STF suspende despejo em comunidade que enfrenta disputa com parente do governador de Goiás

O ministro Edson Fachin, do Supremo Tribunal Federal (STF), determinou a suspensão da ordem de desocupação das residências na comunidade Antinha de Baixo, localizada em Santo Antônio do Descoberto (GO). A decisão ocorreu na noite de terça-feira (5) e impede novos despejos na região, onde cerca de 1,6 mil moradores corriam risco de perder suas casas.

A controvérsia envolve uma disputa judicial pela posse das terras que, segundo o Tribunal de Justiça de Goiás (TJGO), pertencem a três pessoas — entre elas, familiares do governador Ronaldo Caiado (União Brasil). Dois dos herdeiros, já falecidos, deixam como sucessores o desembargador Breno Caiado e o empresário Murilo Caiado, este último presente nas ações de despejo realizadas no início da semana.

Em junho deste ano, os moradores da Antinha de Baixo solicitaram o reconhecimento oficial da comunidade como quilombola à Fundação Cultural Palmares, reforçando que a região foi habitada por descendentes de pessoas escravizadas há cerca de 400 anos. Esse pedido foi publicado no Diário Oficial da União em 4 de agosto e foi um dos motivos para a decisão do ministro Fachin.

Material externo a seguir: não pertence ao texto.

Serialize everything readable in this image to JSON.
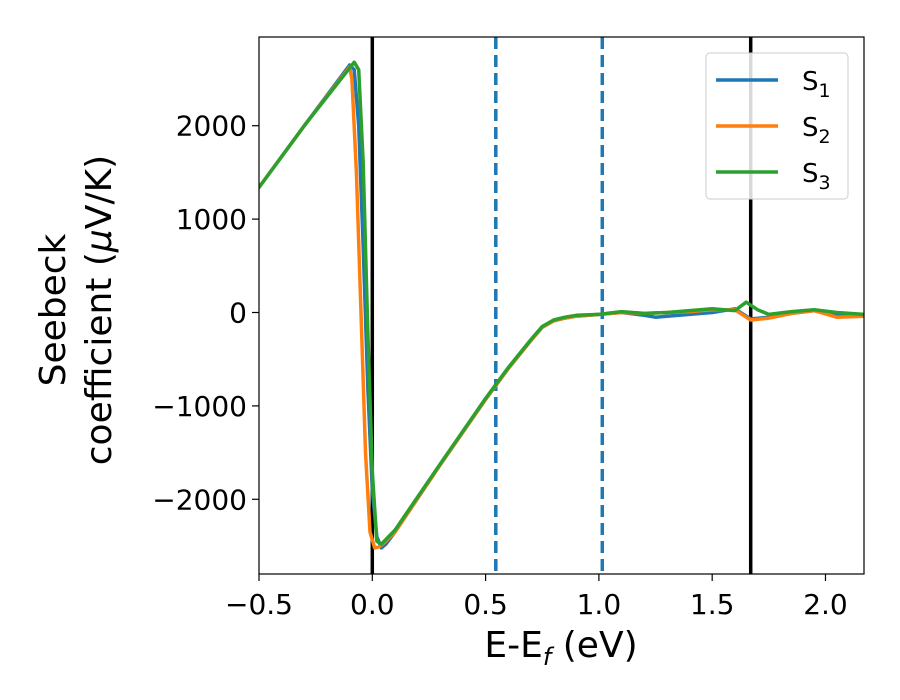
{
  "chart_data": {
    "type": "line",
    "xlabel": {
      "base": "E-E",
      "sub": "f",
      "unit": " (eV)"
    },
    "ylabel": {
      "line1": "Seebeck",
      "line2": "coefficient  (",
      "mu": "μ",
      "line2_end": "V/K)"
    },
    "xlim": [
      -0.5,
      2.17
    ],
    "ylim": [
      -2800,
      2950
    ],
    "xticks": [
      -0.5,
      0.0,
      0.5,
      1.0,
      1.5,
      2.0
    ],
    "xtick_labels": [
      "−0.5",
      "0.0",
      "0.5",
      "1.0",
      "1.5",
      "2.0"
    ],
    "yticks": [
      -2000,
      -1000,
      0,
      1000,
      2000
    ],
    "ytick_labels": [
      "−2000",
      "−1000",
      "0",
      "1000",
      "2000"
    ],
    "grid": false,
    "legend_position": "top-right",
    "vlines": [
      {
        "x": 0.0,
        "style": "solid",
        "color": "#000000"
      },
      {
        "x": 1.67,
        "style": "solid",
        "color": "#000000"
      },
      {
        "x": 0.545,
        "style": "dashed",
        "color": "#1f77b4"
      },
      {
        "x": 1.015,
        "style": "dashed",
        "color": "#1f77b4"
      }
    ],
    "series": [
      {
        "name": "S",
        "sub": "1",
        "color": "#1f77b4",
        "x": [
          -0.5,
          -0.3,
          -0.1,
          -0.08,
          -0.06,
          -0.04,
          -0.02,
          0.0,
          0.02,
          0.04,
          0.06,
          0.1,
          0.3,
          0.5,
          0.6,
          0.7,
          0.75,
          0.8,
          0.85,
          0.9,
          1.0,
          1.1,
          1.2,
          1.25,
          1.3,
          1.4,
          1.5,
          1.6,
          1.67,
          1.75,
          1.85,
          1.95,
          2.05,
          2.17
        ],
        "y": [
          1340,
          2000,
          2650,
          2600,
          2000,
          700,
          -800,
          -1900,
          -2400,
          -2520,
          -2480,
          -2350,
          -1630,
          -930,
          -600,
          -300,
          -160,
          -90,
          -60,
          -40,
          -20,
          0,
          -30,
          -50,
          -40,
          -20,
          0,
          40,
          -70,
          -50,
          -10,
          20,
          -30,
          -30
        ]
      },
      {
        "name": "S",
        "sub": "2",
        "color": "#ff7f0e",
        "x": [
          -0.5,
          -0.3,
          -0.1,
          -0.09,
          -0.07,
          -0.05,
          -0.03,
          -0.01,
          0.01,
          0.03,
          0.05,
          0.1,
          0.3,
          0.5,
          0.6,
          0.7,
          0.75,
          0.8,
          0.85,
          0.9,
          1.0,
          1.1,
          1.2,
          1.3,
          1.4,
          1.5,
          1.6,
          1.67,
          1.75,
          1.85,
          1.95,
          2.05,
          2.17
        ],
        "y": [
          1340,
          2000,
          2630,
          2500,
          1500,
          0,
          -1500,
          -2350,
          -2520,
          -2510,
          -2470,
          -2350,
          -1630,
          -930,
          -600,
          -300,
          -160,
          -90,
          -60,
          -40,
          -20,
          0,
          -10,
          0,
          10,
          30,
          30,
          -80,
          -60,
          -10,
          20,
          -50,
          -40
        ]
      },
      {
        "name": "S",
        "sub": "3",
        "color": "#2ca02c",
        "x": [
          -0.5,
          -0.3,
          -0.08,
          -0.06,
          -0.04,
          -0.02,
          0.0,
          0.02,
          0.04,
          0.06,
          0.1,
          0.3,
          0.5,
          0.6,
          0.7,
          0.75,
          0.8,
          0.85,
          0.9,
          1.0,
          1.1,
          1.2,
          1.3,
          1.4,
          1.5,
          1.6,
          1.65,
          1.7,
          1.75,
          1.85,
          1.95,
          2.05,
          2.17
        ],
        "y": [
          1340,
          2000,
          2680,
          2600,
          1600,
          -200,
          -1700,
          -2450,
          -2480,
          -2430,
          -2330,
          -1620,
          -920,
          -590,
          -290,
          -150,
          -80,
          -50,
          -30,
          -20,
          10,
          -10,
          0,
          20,
          40,
          20,
          110,
          30,
          -20,
          10,
          30,
          0,
          -20
        ]
      }
    ]
  }
}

O ministro considerou prudente suspender a ordem de desocupação até que a questão seja devidamente analisada, destacando que a autoidentificação como comunidade quilombola é um fator relevante para o reconhecimento legal.

Além disso, a juíza Ailime Virgínia Martins, da 1ª Vara Cível de Santo Antônio do Descoberto, encaminhou o processo para a Justiça Federal, que agora deverá decidir sobre o caso. A decisão levou em conta a atuação do Instituto Nacional de Colonização e Reforma Agrária (Incra), que pediu participação formal na ação devido ao pedido de reconhecimento quilombola.

Segundo entendimento do Superior Tribunal de Justiça (STJ), somente a Justiça Federal pode julgar casos relacionados a terras que tenham sido ocupadas por comunidades quilombolas historicamente.

Apesar da decisão favorável do STF, algumas famílias já tiveram suas casas demolidas durante os despejos que começaram na segunda-feira (4). Ao todo, 32 imóveis foram desocupados nos últimos dias, e tratores comandados por Murilo Caiado chegaram a derrubar algumas construções.

Em resposta, Murilo Caiado afirmou que muitos moradores foram enganados por antigos proprietários que venderam os imóveis de forma irregular, e que o caso estaria sendo politizado.

A Secretaria de Comunicação do Governo de Goiás esclareceu que o governador Ronaldo Caiado não é parte no processo judicial e que o parentesco com uma das partes não implica envolvimento direto do chefe do Executivo estadual.